Here's why. (It's what I posted in Wesner's comments, sorry if it scans a little weird right here.)
Except nobody should actually look at Microsoft's Shared (not Open) Source.This is the kind of crap that gives people a visceral hate for Microsoft. Mediocre products are nothing compared to systematic efforts to undermine developers' ability to work in their field.
Why? Because Microsoft believes in the idea of "contamination." That is, if you see the source code to something, and later implement something else that's similar, Microsoft believes the second implementation is a derivative work of the first. (Or at least could be considered by a court to be.)
Don't believe me? This was discussed by one of Microsoft's own Exchange server developers on the public IETF IMAP mailing list a year or two back. Microsoft has a strict policy against any employees working on or even looking at source code covered by the GNU General Public License for precisely this reason.
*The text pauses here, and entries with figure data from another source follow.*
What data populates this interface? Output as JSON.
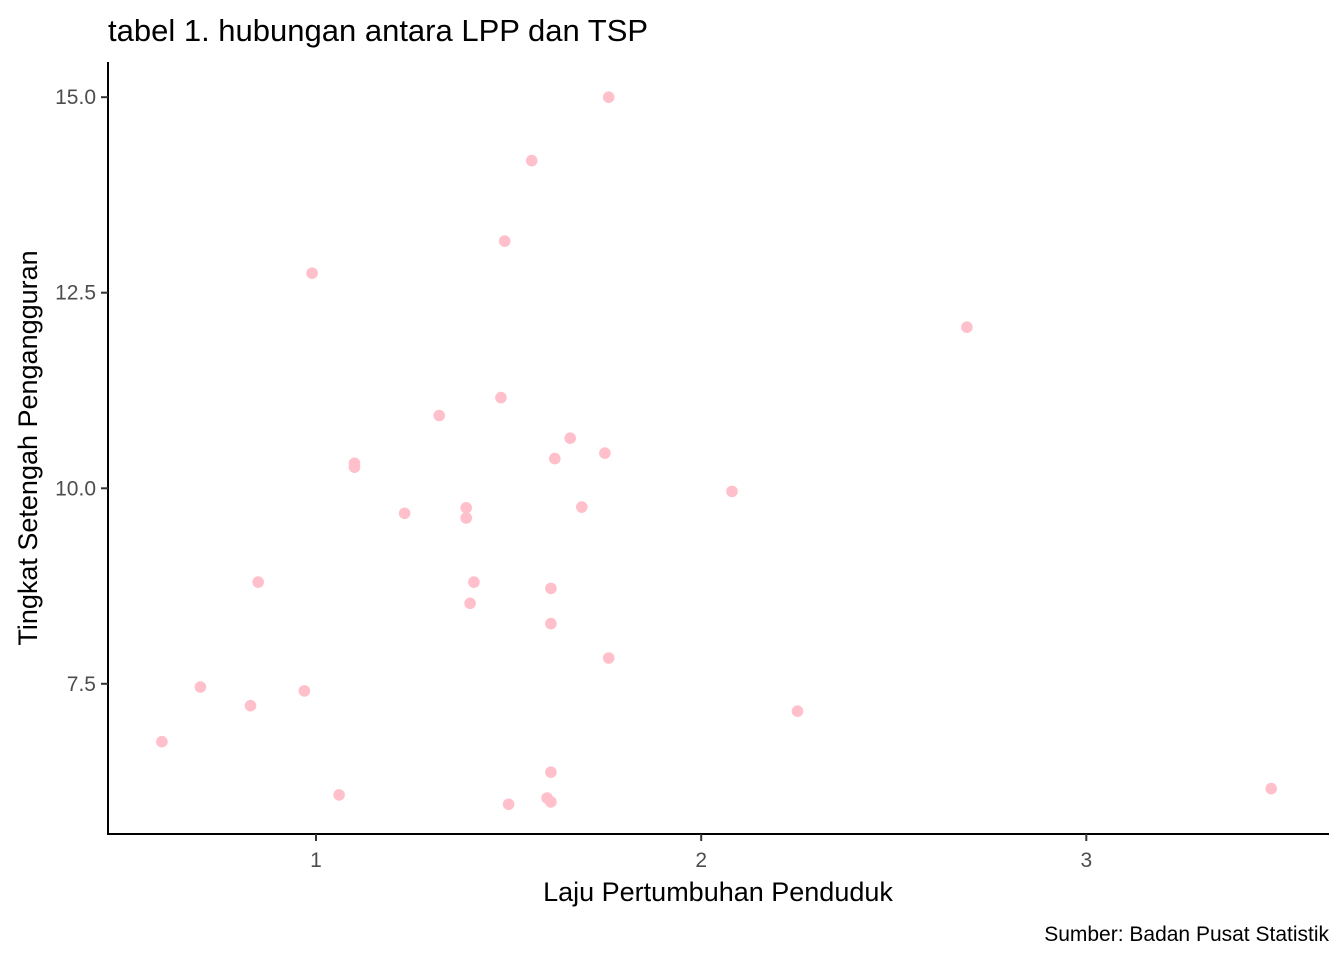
{
  "chart_data": {
    "type": "scatter",
    "title": "tabel 1. hubungan antara LPP dan TSP",
    "xlabel": "Laju Pertumbuhan Penduduk",
    "ylabel": "Tingkat Setengah Pengangguran",
    "caption": "Sumber: Badan Pusat Statistik",
    "xlim": [
      0.46,
      3.63
    ],
    "ylim": [
      5.58,
      15.45
    ],
    "x_ticks": [
      1,
      2,
      3
    ],
    "x_tick_labels": [
      "1",
      "2",
      "3"
    ],
    "y_ticks": [
      7.5,
      10.0,
      12.5,
      15.0
    ],
    "y_tick_labels": [
      "7.5",
      "10.0",
      "12.5",
      "15.0"
    ],
    "grid": false,
    "legend": "none",
    "point_color": "#FFC0CB",
    "points": [
      {
        "x": 1.76,
        "y": 15.0
      },
      {
        "x": 1.56,
        "y": 14.19
      },
      {
        "x": 1.49,
        "y": 13.16
      },
      {
        "x": 0.99,
        "y": 12.75
      },
      {
        "x": 2.69,
        "y": 12.06
      },
      {
        "x": 1.48,
        "y": 11.16
      },
      {
        "x": 1.32,
        "y": 10.93
      },
      {
        "x": 1.66,
        "y": 10.64
      },
      {
        "x": 1.75,
        "y": 10.45
      },
      {
        "x": 1.62,
        "y": 10.38
      },
      {
        "x": 1.1,
        "y": 10.32
      },
      {
        "x": 1.1,
        "y": 10.27
      },
      {
        "x": 2.08,
        "y": 9.96
      },
      {
        "x": 1.69,
        "y": 9.76
      },
      {
        "x": 1.39,
        "y": 9.75
      },
      {
        "x": 1.23,
        "y": 9.68
      },
      {
        "x": 1.39,
        "y": 9.62
      },
      {
        "x": 0.85,
        "y": 8.8
      },
      {
        "x": 1.41,
        "y": 8.8
      },
      {
        "x": 1.61,
        "y": 8.72
      },
      {
        "x": 1.4,
        "y": 8.53
      },
      {
        "x": 1.61,
        "y": 8.27
      },
      {
        "x": 1.76,
        "y": 7.83
      },
      {
        "x": 0.7,
        "y": 7.46
      },
      {
        "x": 0.97,
        "y": 7.41
      },
      {
        "x": 0.83,
        "y": 7.22
      },
      {
        "x": 2.25,
        "y": 7.15
      },
      {
        "x": 0.6,
        "y": 6.76
      },
      {
        "x": 1.61,
        "y": 6.37
      },
      {
        "x": 3.48,
        "y": 6.16
      },
      {
        "x": 1.06,
        "y": 6.08
      },
      {
        "x": 1.6,
        "y": 6.04
      },
      {
        "x": 1.61,
        "y": 5.99
      },
      {
        "x": 1.5,
        "y": 5.96
      }
    ]
  }
}
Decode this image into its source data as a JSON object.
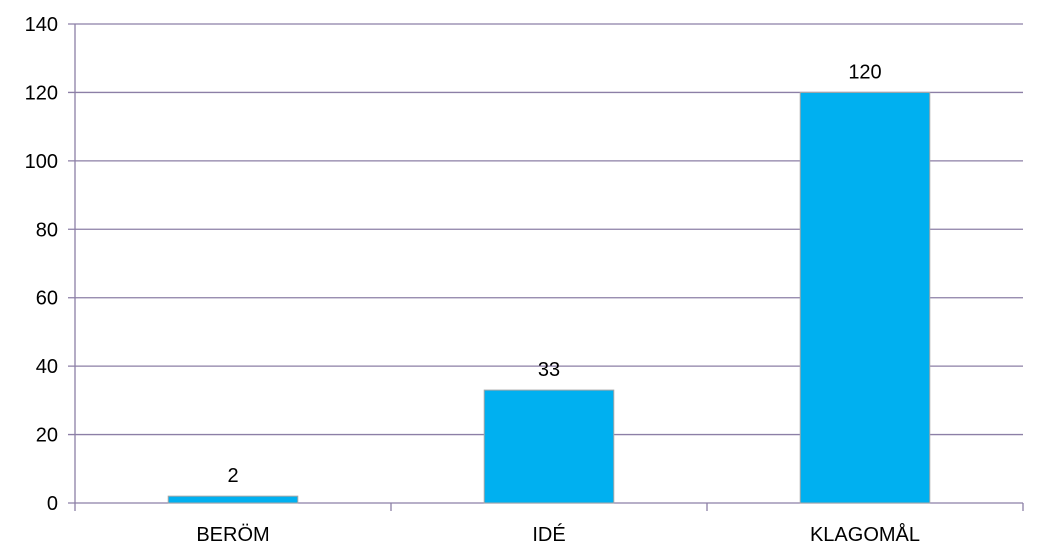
{
  "chart_data": {
    "type": "bar",
    "categories": [
      "BERÖM",
      "IDÉ",
      "KLAGOMÅL"
    ],
    "values": [
      2,
      33,
      120
    ],
    "data_labels": [
      "2",
      "33",
      "120"
    ],
    "title": "",
    "xlabel": "",
    "ylabel": "",
    "ylim": [
      0,
      140
    ],
    "y_ticks": [
      0,
      20,
      40,
      60,
      80,
      100,
      120,
      140
    ],
    "grid": true,
    "legend": "none",
    "bar_color": "#00b0f0",
    "gridline_color": "#8c7fa6"
  }
}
And yet, Microsoft is trying to distribute core source code, including operating system source code and source code for their bet-the-company runtime, far and wide. And people deride the GPL for being "viral."
They are likely to be systematic, too. Somebody with some power at Microsoft must know about both their GPL policy and about their Shared Source program, and be able to reconcile it both with their corporate goals and their conscience.
[Updated October 23, 2003, 12:25PM] According to Eric Albert, the Rotor license has a clause specifically saying you aren't contaminated if you use "information in intangible form that you remember after accessing the Software." He also points out that it's the GPL's vagueness about that which makes lawyers create policies like Microsoft's, and not necessarily an overall belief in the concept of "contamination."